In St. Pölten ist am Montag ein 25-Jähriger wegen absichtlich schwerer Körperverletzung zu sechs Jahren Haft verurteilt worden. Der Schuldspruch ist Gerichtsangaben zufolge nicht rechtskräftig. Der Beschuldigte soll am 4. Juni am Bahnhof von St. Peter in der Au (Bezirk Amstetten) im Mostviertel im Rahmen eines Streits einen Kontrahenten mit voller Wucht auf die Gleise gestoßen haben. Passanten retteten den 54-Jährigen rechtzeitig vor einem herannahenden Güterzug.
Angeklagt worden war der 25-Jährige wegen versuchten Mordes, zu dem sich der Mann nicht schuldig bekannte. Die entsprechende Hauptfrage wurde von den Geschworenen dann auch verneint. Zusätzlich zu den sechs Jahren Haft wegen absichtlich schwerer Körperverletzung erfolgte der Widerruf einer bedingt nachgesehenen Vorstrafe von vier Monaten wegen Körperverletzung. Der Angeklagte muss dem 54-Jährigen außerdem 1500 Euro an Schmerzengeld bezahlen.
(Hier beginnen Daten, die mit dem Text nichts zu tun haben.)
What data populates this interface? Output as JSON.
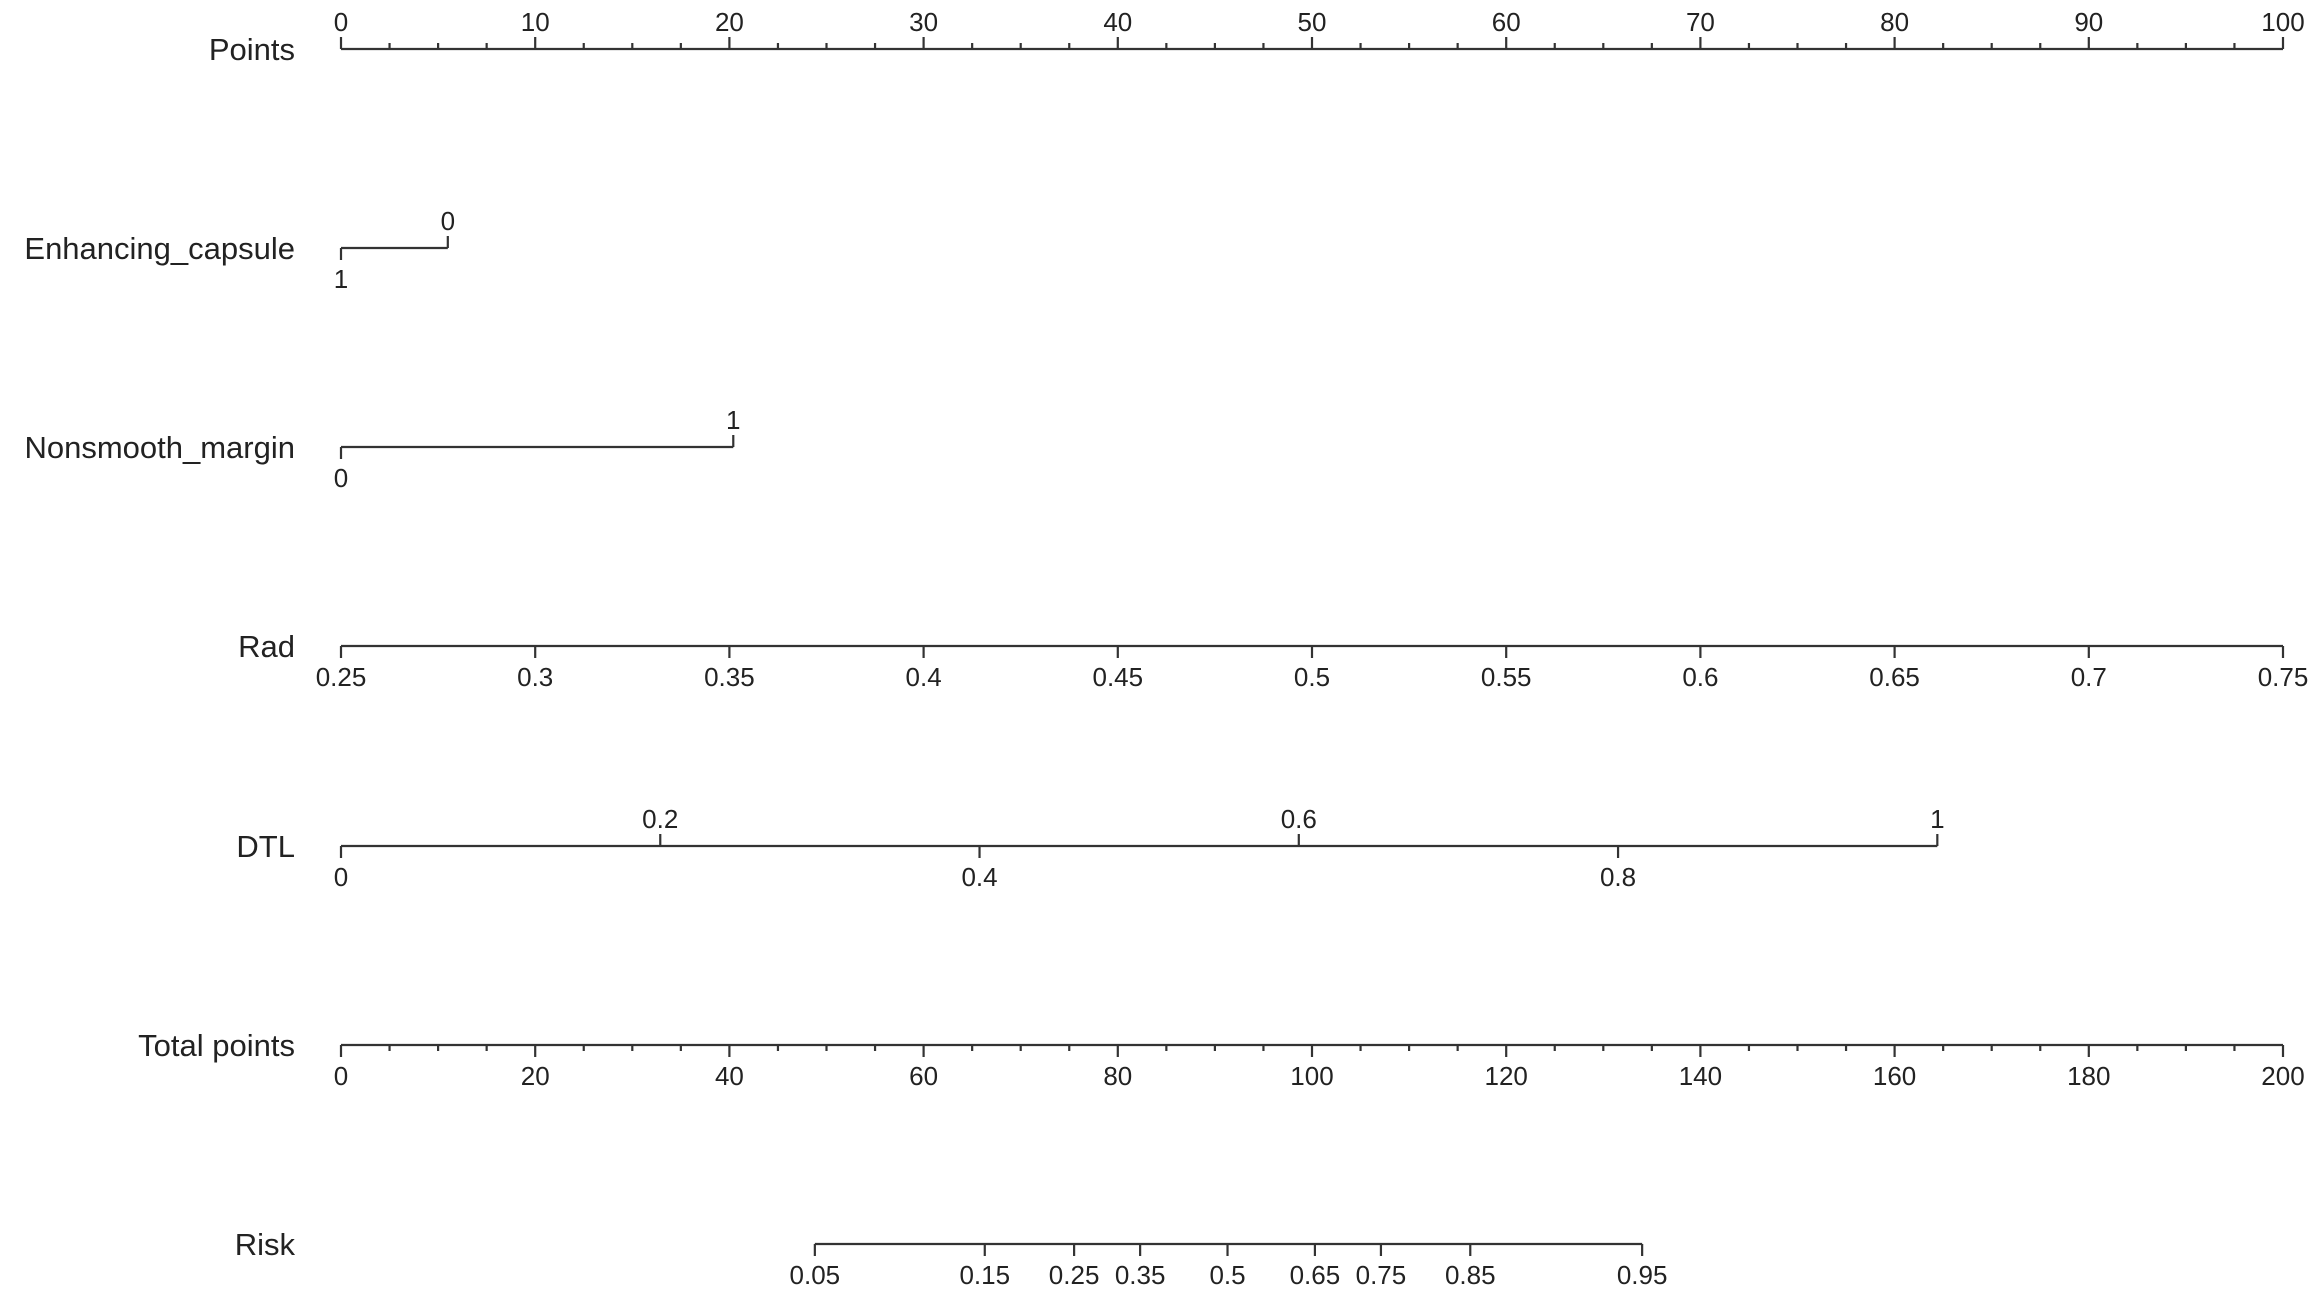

Opfer und Täter alkoholisiert
Der Grund für die Auseinandersetzung zwischen den Männern ist nicht gänzlich klar, man kannte sich zuvor nicht näher. Beide waren alkoholisiert, beim Beschuldigten war auch Crystal Meth im Spiel. Der Jüngere zuckte jedenfalls derart aus, dass er dem 54-Jährigen laut Staatsanwältin "Ich bring' dich um" zuschrie und seinen Kontrahenten auf die Schienen bugsierte – wobei nur etwas mehr als zwei Minuten später ein Güterzug einfahren sollte. Nur "pures Glück und purer Zufall" und die Rettung durch Passanten habe den Tod des Angegriffenen verhindert, konstatierte die Vertreterin der Anklagebehörde. Sie wollte den Akt, der am Bahnhofsgelände von einer Kamera aufgezeichnet wurde, als versuchten Mord gewertet wissen. Der 54-Jährige habe leichte Verletzungen erlitten und sei ansonsten mit dem Schrecken davongekommen.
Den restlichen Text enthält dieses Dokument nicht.